L’ amico Fritz is a lyric comedy, the outer acts set in a town house, the central one on a rural farm. The wealthy Fritz, a young bon viveur who forswears marriage, is a hedonist. His friend David, a rabbi, challenges him with a wager, one of Fritz’s own vineyards, that he will soon wed. The scene then moves to Fritz’s farm, where Suzel (daughter of one of Fritz’s farm workers) is preparing to pick cherries, soon joined by Fritz in duet and each duly falls in love. Fritz and his friends go for a drive, leaving David alone with Suzel. He is tired so she offers him water, an act, he says, which recalls the biblical tale of Isaac and Rebecca. Covered in embarrassment at his suggestion that she herself will soon be a bride, David goes on his meddling way by telling Fritz that he too will soon marry. His misogyny undermined, Fritz is furious and storms back to town, leaving Suzel confused and distressed. All is resolved in the last act, when David forces the issue by telling Fritz that Suzel is now to marry a local man. When she arrives each reveal their unhappiness and love for each other, David, having won the bet, claims the vineyard and promptly bestows it on Suzie as her dowry.
 
Despite the thinness of plot - specifically demanded by Mascagni - and lack of any theatricality (the outbursts which do occur never quite convince), there are some sublime moments beyond the obvious central duet. The unlikely gypsy character Beppe, whose solo violin playing makes him worthy of a concert virtuoso career, is a travesty role sung with élan here by Laura Polverelli - a marked improvement on her two recorded predecessors. The unnamed violinist plays the offstage protracted solo with style; a director’s nightmare to fill the gap onstage. This is typical instrumental verismo from Mascagni, also the exotic colour and melodic shape of the clarinet and flute solos in Suzel’s second act aria ‘Bel cavalier’ and solo trombone elsewhere in the second act. As the rabbi David, a serious version of Mozart/Da Ponte’s Don Alfonso, George Petean makes the most of his second act duets with Suzel.
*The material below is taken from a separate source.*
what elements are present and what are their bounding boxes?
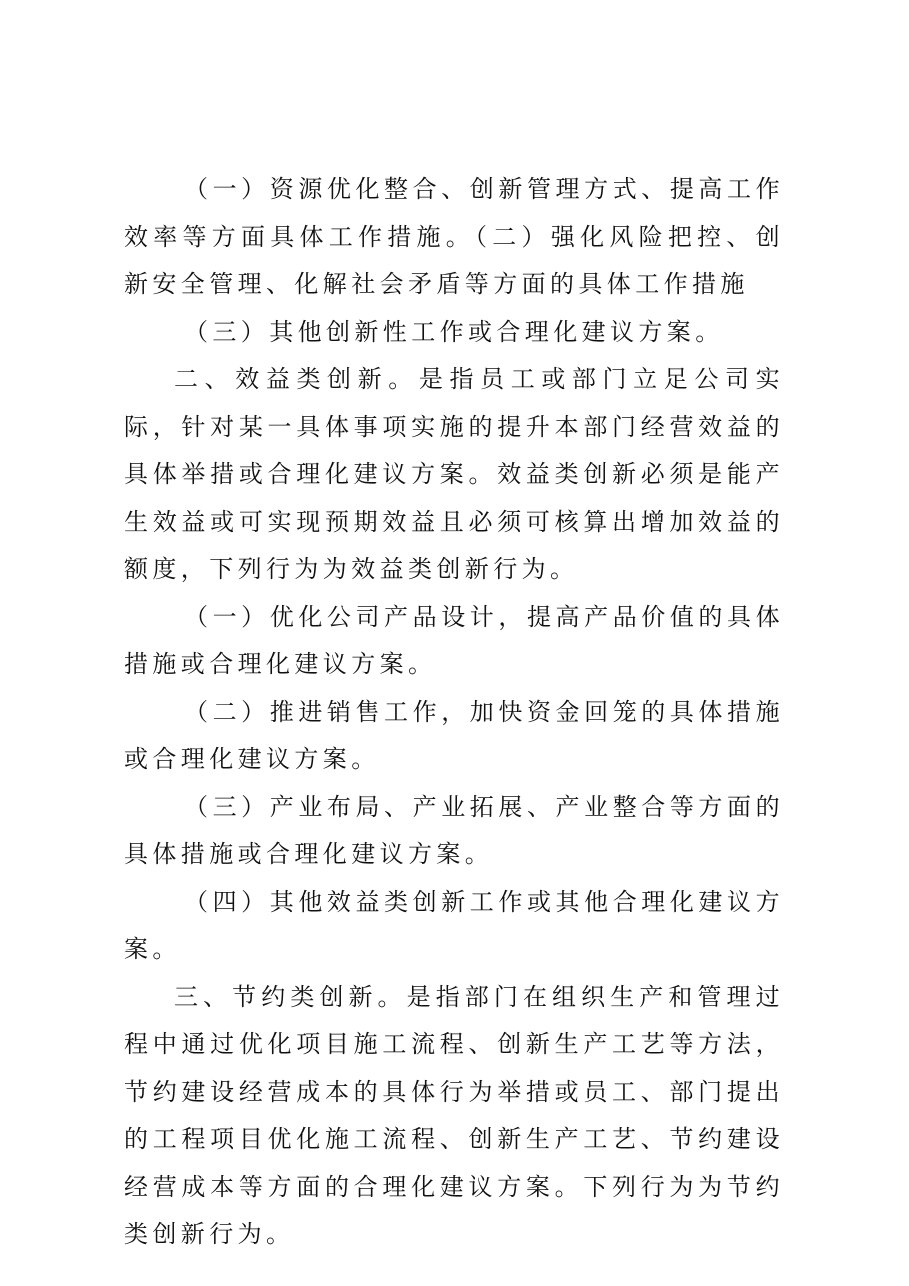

Conductor Alberto Veronesi works hard to secure a convincing performance. The German orchestra produces local colour - the opera is after all set in Alsace, then part of the German empire - so too the chorus and offstage band which at one point passes by like an Alsatian ‘Sally Army’.
 
This live recording of a concert performance in Berlin almost stands comparison with EMI’s 1968 version with Freni, Pavarotti and Sardinero under Gavazzeni - after its Covent Garden production - while Alagna and Gheorghiu themselves included the ‘Cherry Duet’ on their 1995 recital album. There was one earlier (1942) recording with Tagliavini and Tassinari. As to this disc, Gheorghiu’s voice will be a matter of taste, perhaps too Callas-dark and mature for the young Suzel, its pitch initially suspect in middle and bottom range, but the outbursts which carry her up are glorious. Alagna, even without Pavarotti’s creaminess, makes an ideal Fritz. There’s an irony here that when Mr and Mrs Alagna recorded this opera, they were separating, so their emotions were heading in the diametrically opposite direction from the opera in which two young people are brought together to live happily ever after. Though they clearly buried their differences sufficiently to sing an impassioned ‘Cherry Duet’, Ms Gheorghiu’s sobs at the end of act two sound highly unconvincing.
 
Given that the second CD is barely half an hour, it’s a pity that DG could not add 45 minutes of excerpts from other Mascagni operas, or even a selection of orchestral intermezzi and overtures.